Vanishing Point

The Evening

The Evening Richard Maxwell (c) Paula Court

(c) Paula Court

« Laissez toute espérance, vous qui entrez » : un bar moche, un lutteur de MMA cabossé et son entraîneur, une serveuse loqueteuse et aigrelette en guise de Béatrice… L’enfer de Richard Maxwell, inspiré de Dante, n’a rien pour séduire. Et pourtant…

Ce qui frappe avant tout, c’est la déco : une forme de saturation de la couleur, une redondance morne des motifs, où domine le marron ou, plus exactement, le marron sur du marron. Cela crée l’effet de ces publicités des années 1970, dont l’éclat s’est dissipé, où l’aspiration d’une génération à la consommation n’est rien devenue de plus qu’un désir terni. Un peu comme si Richard Maxwell voulait « retrouver le néant au cœur de l’image », ainsi que Baudrillard définissait l’art de Warhol.

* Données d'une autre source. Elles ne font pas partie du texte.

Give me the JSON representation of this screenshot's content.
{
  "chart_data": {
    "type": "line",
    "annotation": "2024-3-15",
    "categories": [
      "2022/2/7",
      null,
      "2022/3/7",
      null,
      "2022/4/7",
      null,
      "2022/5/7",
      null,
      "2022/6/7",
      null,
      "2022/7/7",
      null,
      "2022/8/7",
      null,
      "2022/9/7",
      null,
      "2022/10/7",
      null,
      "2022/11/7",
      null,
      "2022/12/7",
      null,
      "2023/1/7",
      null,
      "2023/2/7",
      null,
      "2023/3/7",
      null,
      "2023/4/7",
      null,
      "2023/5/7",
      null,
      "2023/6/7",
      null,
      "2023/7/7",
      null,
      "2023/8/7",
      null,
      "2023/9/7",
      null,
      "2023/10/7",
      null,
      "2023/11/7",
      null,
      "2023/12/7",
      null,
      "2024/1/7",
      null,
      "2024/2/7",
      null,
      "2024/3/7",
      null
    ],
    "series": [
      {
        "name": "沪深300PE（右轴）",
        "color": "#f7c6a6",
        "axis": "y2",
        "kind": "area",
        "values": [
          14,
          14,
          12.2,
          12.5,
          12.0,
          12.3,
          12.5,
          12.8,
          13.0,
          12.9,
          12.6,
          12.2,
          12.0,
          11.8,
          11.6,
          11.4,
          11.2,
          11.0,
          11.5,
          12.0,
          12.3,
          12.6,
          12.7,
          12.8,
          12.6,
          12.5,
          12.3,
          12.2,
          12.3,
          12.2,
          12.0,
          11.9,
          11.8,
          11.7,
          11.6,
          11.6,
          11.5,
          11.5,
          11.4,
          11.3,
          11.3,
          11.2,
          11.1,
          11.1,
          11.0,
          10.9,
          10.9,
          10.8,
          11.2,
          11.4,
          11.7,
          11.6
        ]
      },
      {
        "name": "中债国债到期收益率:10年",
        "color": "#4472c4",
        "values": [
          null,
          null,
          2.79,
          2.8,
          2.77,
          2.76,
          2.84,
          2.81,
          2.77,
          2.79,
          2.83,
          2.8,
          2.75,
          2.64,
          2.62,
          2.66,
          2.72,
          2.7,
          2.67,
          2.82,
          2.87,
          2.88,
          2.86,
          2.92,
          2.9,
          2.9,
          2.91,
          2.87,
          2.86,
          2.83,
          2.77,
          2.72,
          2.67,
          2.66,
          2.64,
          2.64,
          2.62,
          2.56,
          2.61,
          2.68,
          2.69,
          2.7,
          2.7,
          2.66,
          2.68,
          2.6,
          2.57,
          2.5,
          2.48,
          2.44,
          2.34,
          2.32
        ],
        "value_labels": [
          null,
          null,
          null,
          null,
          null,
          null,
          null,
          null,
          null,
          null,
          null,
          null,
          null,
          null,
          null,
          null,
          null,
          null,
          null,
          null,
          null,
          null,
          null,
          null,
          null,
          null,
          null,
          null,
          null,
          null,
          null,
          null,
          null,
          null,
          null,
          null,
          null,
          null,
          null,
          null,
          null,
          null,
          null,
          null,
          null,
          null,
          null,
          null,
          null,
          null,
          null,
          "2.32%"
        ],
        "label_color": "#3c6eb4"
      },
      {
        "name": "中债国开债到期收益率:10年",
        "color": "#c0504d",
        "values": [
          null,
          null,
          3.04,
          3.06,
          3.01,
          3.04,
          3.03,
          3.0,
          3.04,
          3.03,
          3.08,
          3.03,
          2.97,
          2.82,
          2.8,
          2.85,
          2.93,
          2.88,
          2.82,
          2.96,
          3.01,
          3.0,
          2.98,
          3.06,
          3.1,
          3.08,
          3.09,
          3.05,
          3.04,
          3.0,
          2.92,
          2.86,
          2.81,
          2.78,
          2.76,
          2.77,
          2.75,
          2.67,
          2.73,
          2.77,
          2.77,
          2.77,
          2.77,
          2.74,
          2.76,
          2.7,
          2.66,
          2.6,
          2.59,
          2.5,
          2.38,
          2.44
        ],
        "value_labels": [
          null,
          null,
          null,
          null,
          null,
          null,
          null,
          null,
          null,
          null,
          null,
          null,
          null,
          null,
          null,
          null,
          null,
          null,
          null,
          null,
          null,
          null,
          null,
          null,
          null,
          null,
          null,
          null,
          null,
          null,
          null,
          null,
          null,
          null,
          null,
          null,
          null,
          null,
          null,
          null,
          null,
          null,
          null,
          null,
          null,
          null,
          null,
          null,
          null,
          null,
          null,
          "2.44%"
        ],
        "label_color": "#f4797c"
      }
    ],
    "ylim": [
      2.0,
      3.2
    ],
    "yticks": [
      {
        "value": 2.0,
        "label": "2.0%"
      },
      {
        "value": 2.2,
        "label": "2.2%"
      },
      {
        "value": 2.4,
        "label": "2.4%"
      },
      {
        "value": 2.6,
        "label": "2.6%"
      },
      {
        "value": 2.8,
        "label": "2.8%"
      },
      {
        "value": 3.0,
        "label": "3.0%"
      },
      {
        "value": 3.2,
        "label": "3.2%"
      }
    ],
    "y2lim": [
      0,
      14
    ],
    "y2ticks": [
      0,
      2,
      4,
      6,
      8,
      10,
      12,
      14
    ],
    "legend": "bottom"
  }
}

L’espace délimité est exigu. Et c’est particulièrement sensible sur le grand plateau des Amandiers, utilisé au quart. Les comédiens peinent à se mouvoir. Les musiciens d’un orchestre de rock mou sont relégués dans un coin et ne peuvent avancer d’un pas. Le personnage féminin s’écrie « J’essaie de m’éloigner le plus possible de toi », mais il se heurte immédiatement au mur du décor. Tout est minable, étriqué, figé. La lutte physique entre les deux hommes, qui pourrait donner lieu à une scène spectaculaire à base de torgnoles, se défait instantanément, de façon lamentable et ridicule. On serait presque dans un antijeu. Un antijeu qui se voudrait pourtant réaliste. Corps bien présents (sang, piquouses, beignes) et désincarnés tout à la fois, tout juste audibles, les comédiens semblent eux-mêmes ne pas croire en leur rôle.

Le personnage de Béa, qui souhaite s’échapper de ce bar moisi pour se rendre à Istanbul, rappellerait bien Arletty dans « Hôtel du Nord », lorsque celle-ci propose à Louis Jouvet, qui s’« asphyxie ici », d’« aller aux colonies ». Mais ce n’est plus le « réalisme poétique » à la Prévert ou à la Francis Carco, la représentation aimable et pittoresque d’un petit peuple interlope rêvant d’un orient kitsch et enchanteur. Il n’y a ici ni « caractères » ni même « atmosphère ». On est davantage dans la simulation d’une « atmosphère », dans un simulacre signalé comme tel par le dispositif, avec des personnages fantoches et peu attachants. Car ces losers-là n’ont rien de magnifique. Le dialogue lui-même est pavé d’intentions, de clichés ressassant le thème de l’échec : « J’ai l’impression qu’on est des perdants. C’est obligé. » À défaut d’être des perdants, on joue à être des perdants. « The Evening », pris à la lettre, ce serait un peu la méthode Coué de la lose.

Cette scène du bar est encadrée – pour ne pas dire désignée – par deux autres moments. Elle est précédée de la lecture d’un texte autobiographique, dépouillé et très beau, relatant la mort du père de Richard Maxwell, qui a coïncidé avec l’écriture du spectacle et dont quelques images demeurent : les « bras osseux » du mourant sur un lit d’hôpital, des oiseaux observés comme autant d’augures inquiétants… Elle est suivie par une dernière scène, simple dans sa réalisation et pourtant magnifique : Béa, qui a revêtu un manteau de fourrure miteux, peut s’évader enfin. Les machinistes viennent enlever un à un les éléments du décor et laissent découvrir un immense cyclorama rayonnant de blanc, envahi de fumée. Béatrice, ombre errante, disparaît dans ce paysage de brume. Cela a l’allure d’une NDE (Near Death Experience), et cela pourrait signifier, suggère Richard Maxwell dans le programme, un passage de l’enfer au purgatoire. Quoi qu’il en soit, cette ultime dénudation de procédés est saisissante. Le spectateur ignore sans doute s’il a compris, aimé ou détesté cette proposition, qui ne ressemble à rien. Mais il sait que, dans cet agencement, quelque chose s’est assurément joué.